The passion with which Roadburn is run also brings out a desire in performers to play special sets unlikely to be repeated elsewhere. Bands playing an entire album has become a fairly synonymous part of the Roadburn experience; this year My Dying Bride, Warning, Ahab and Bongzilla all chose to dedicate their sets to one record. But the highlight of these special album sets came from Swiss black metal quartet Schammasch, who opened the Friday by playing their sweeping, majestic 3-disc 100-minute 2016 opus Triangle in full. Bathed in primary colour hues and clearly having a penchant for smoke machines, it’s a hell of a spectacle to witness at 2:30 in the afternoon and one that should see this currently modest band’s profile rise steadily.

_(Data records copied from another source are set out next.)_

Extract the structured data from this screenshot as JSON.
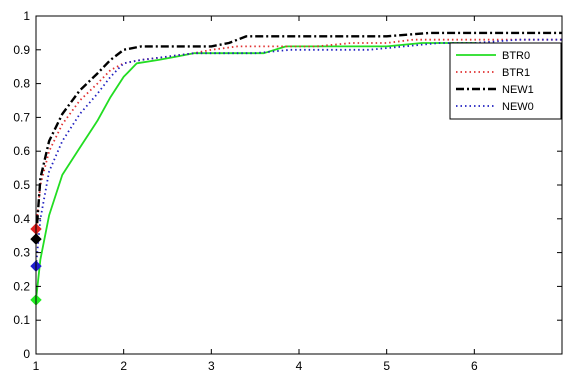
{
  "chart_data": {
    "type": "line",
    "title": "",
    "xlabel": "",
    "ylabel": "",
    "xlim": [
      1,
      7
    ],
    "ylim": [
      0,
      1
    ],
    "xticks": [
      "1",
      "2",
      "3",
      "4",
      "5",
      "6"
    ],
    "yticks": [
      "0",
      "0.1",
      "0.2",
      "0.3",
      "0.4",
      "0.5",
      "0.6",
      "0.7",
      "0.8",
      "0.9",
      "1"
    ],
    "grid": false,
    "legend": "top-right",
    "series": [
      {
        "name": "BTR0",
        "color": "#22dd22",
        "dash": "solid",
        "marker_color": "#22ee22",
        "points": [
          [
            1,
            0.16
          ],
          [
            1.05,
            0.28
          ],
          [
            1.15,
            0.41
          ],
          [
            1.3,
            0.53
          ],
          [
            1.5,
            0.61
          ],
          [
            1.7,
            0.69
          ],
          [
            1.85,
            0.76
          ],
          [
            2.0,
            0.82
          ],
          [
            2.15,
            0.86
          ],
          [
            2.4,
            0.87
          ],
          [
            2.6,
            0.88
          ],
          [
            2.8,
            0.89
          ],
          [
            3.0,
            0.89
          ],
          [
            3.3,
            0.89
          ],
          [
            3.6,
            0.89
          ],
          [
            3.85,
            0.91
          ],
          [
            4.2,
            0.91
          ],
          [
            4.6,
            0.91
          ],
          [
            5.0,
            0.91
          ],
          [
            5.4,
            0.92
          ],
          [
            6.0,
            0.92
          ],
          [
            6.5,
            0.91
          ],
          [
            7.0,
            0.91
          ]
        ]
      },
      {
        "name": "BTR1",
        "color": "#e03030",
        "dash": "dot",
        "marker_color": "#e02020",
        "points": [
          [
            1,
            0.37
          ],
          [
            1.05,
            0.5
          ],
          [
            1.15,
            0.6
          ],
          [
            1.3,
            0.68
          ],
          [
            1.5,
            0.75
          ],
          [
            1.7,
            0.8
          ],
          [
            1.85,
            0.84
          ],
          [
            2.0,
            0.86
          ],
          [
            2.2,
            0.87
          ],
          [
            2.5,
            0.88
          ],
          [
            2.8,
            0.89
          ],
          [
            3.0,
            0.9
          ],
          [
            3.3,
            0.91
          ],
          [
            3.6,
            0.91
          ],
          [
            3.9,
            0.91
          ],
          [
            4.2,
            0.91
          ],
          [
            4.6,
            0.92
          ],
          [
            5.0,
            0.92
          ],
          [
            5.3,
            0.93
          ],
          [
            6.0,
            0.93
          ],
          [
            6.5,
            0.93
          ],
          [
            7.0,
            0.93
          ]
        ]
      },
      {
        "name": "NEW1",
        "color": "#000000",
        "dash": "dashdot",
        "marker_color": "#000000",
        "points": [
          [
            1,
            0.34
          ],
          [
            1.05,
            0.52
          ],
          [
            1.15,
            0.63
          ],
          [
            1.3,
            0.71
          ],
          [
            1.5,
            0.78
          ],
          [
            1.7,
            0.83
          ],
          [
            1.85,
            0.87
          ],
          [
            2.0,
            0.9
          ],
          [
            2.2,
            0.91
          ],
          [
            2.5,
            0.91
          ],
          [
            2.8,
            0.91
          ],
          [
            3.0,
            0.91
          ],
          [
            3.2,
            0.92
          ],
          [
            3.4,
            0.94
          ],
          [
            3.7,
            0.94
          ],
          [
            4.0,
            0.94
          ],
          [
            4.5,
            0.94
          ],
          [
            5.0,
            0.94
          ],
          [
            5.5,
            0.95
          ],
          [
            6.0,
            0.95
          ],
          [
            6.5,
            0.95
          ],
          [
            7.0,
            0.95
          ]
        ]
      },
      {
        "name": "NEW0",
        "color": "#2020c0",
        "dash": "dot",
        "marker_color": "#2020d0",
        "points": [
          [
            1,
            0.26
          ],
          [
            1.05,
            0.4
          ],
          [
            1.15,
            0.54
          ],
          [
            1.3,
            0.63
          ],
          [
            1.5,
            0.71
          ],
          [
            1.7,
            0.77
          ],
          [
            1.85,
            0.82
          ],
          [
            2.0,
            0.86
          ],
          [
            2.2,
            0.87
          ],
          [
            2.5,
            0.88
          ],
          [
            2.8,
            0.89
          ],
          [
            3.0,
            0.89
          ],
          [
            3.2,
            0.89
          ],
          [
            3.5,
            0.89
          ],
          [
            3.9,
            0.9
          ],
          [
            4.3,
            0.9
          ],
          [
            4.8,
            0.9
          ],
          [
            5.2,
            0.91
          ],
          [
            5.6,
            0.92
          ],
          [
            6.0,
            0.92
          ],
          [
            6.5,
            0.93
          ],
          [
            7.0,
            0.93
          ]
        ]
      }
    ]
  }
}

Razors in the Night are a name unfamiliar to most, probably because they’ve formed exclusively to play at this year’s event. Consisting of members of Baroness (including John Baizley and second guitarist Peter Adams) as well as legendary Neurosis luminary Scott Kelly, it’s mainly an excuse for these legendary figures to cut loose and play old-school punk covers by the likes of The Misfits, Iggy and the Stooges and Blitz (from whom they derived their moniker). Baroness mark the occasion of headlining Roadburn by playing a broadly chronological set which includes seldom played Red Album cuts Wanderlust and The Birthing, as well as the opening song from their imaginatively titled First EP, Tower Falls. The set expertly chronicles the divergent nature and broad growth that this incredible band has made over their 14-year career.
Like all the best festivals in the world, Roadburn is run by people fiercely dedicated to the music they feature, which inspires bands to bring something special to the plate. Few festivals can inspire that kind of dedication amongst artists and attendees but by focusing on the details, the community and the spirit of bringing passionate, talented people together from all over the world, Roadburn continues to be a place where creativity can thrive and unity can be celebrated.